Vigili del fuoco: grazie al PNRR in arrivo 3.500 nuove auto elettriche
“Grazie ai fondi PNRR, solo la sostituzione delle auto a gasolio ci permetterà di tagliare circa 3.000 tonnellate di CO₂ l’anno”, sottolinea l’ingegner Filiberto Russo, dirigente dell’Ufficio Macchinario e Attrezzature. Il primo lotto di 50 Ford Mustang Mach-E ha già raggiunto i comandi provinciali, inaugurando una nuova era elettrica: si tratta delle versioni Extended Range AWD Premium da 370 CV, con 550 km di autonomia e dotazioni specifiche per le esigenze del Corpo.

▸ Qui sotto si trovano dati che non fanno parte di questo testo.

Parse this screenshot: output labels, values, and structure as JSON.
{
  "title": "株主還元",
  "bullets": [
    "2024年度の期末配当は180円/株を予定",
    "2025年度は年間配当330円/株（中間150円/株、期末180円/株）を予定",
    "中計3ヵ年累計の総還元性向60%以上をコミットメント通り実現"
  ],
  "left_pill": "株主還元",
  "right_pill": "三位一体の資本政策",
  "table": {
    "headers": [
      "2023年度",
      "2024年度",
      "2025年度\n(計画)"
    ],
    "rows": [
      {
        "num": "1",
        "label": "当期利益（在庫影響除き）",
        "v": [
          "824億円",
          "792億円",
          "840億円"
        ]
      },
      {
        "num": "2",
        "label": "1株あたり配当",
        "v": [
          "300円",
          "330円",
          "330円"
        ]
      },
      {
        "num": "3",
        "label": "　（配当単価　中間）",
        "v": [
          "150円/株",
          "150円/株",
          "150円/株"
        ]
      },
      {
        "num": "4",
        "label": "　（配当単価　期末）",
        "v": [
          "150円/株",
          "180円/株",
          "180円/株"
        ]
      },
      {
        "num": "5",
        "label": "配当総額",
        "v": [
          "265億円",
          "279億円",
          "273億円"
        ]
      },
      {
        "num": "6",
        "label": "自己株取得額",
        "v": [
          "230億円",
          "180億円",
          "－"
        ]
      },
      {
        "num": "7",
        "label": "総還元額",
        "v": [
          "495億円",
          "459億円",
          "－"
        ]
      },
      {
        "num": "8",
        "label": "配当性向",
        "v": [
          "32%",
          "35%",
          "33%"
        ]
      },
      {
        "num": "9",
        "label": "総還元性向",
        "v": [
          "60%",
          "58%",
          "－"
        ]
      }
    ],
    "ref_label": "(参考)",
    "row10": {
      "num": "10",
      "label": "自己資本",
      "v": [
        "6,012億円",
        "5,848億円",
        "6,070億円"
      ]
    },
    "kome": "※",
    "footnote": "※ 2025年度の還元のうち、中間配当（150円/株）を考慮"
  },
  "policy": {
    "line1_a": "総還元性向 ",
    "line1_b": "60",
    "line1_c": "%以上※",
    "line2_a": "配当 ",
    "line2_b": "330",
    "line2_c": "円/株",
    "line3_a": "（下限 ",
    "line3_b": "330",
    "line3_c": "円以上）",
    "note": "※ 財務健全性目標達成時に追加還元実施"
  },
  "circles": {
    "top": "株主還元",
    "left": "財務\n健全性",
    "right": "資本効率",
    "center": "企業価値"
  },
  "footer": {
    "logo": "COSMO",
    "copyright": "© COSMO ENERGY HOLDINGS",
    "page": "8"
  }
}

Tra le auto elettrica in arrivo nella flotta dei Vigili del fuoco anche 1.000 Jeep Avenger BEV, 720 Peugeot e-2008, 1.440 Fiat Doblò, 50 pick-up Maxus T90 EV e diverse unità di Ford Transit e Fiat Ducato. Sono già oltre 2.600 mezzi già consegnati. I risultati sono già evidenti, infatti l’utilizo di questi mezzi in servio ha portato ad un risparmio stimato di 153.000 euro e 1.700 tonnellate di CO₂ in meno rispetto ai diesel. A supporto, una rete di ricarica in forte espansione con 438 colonnine e 876 punti attivi in 218 sedi operative, in grado di ricaricare fino a 300 veicoli ogni ora, assicurando efficienza e continuità al servizio.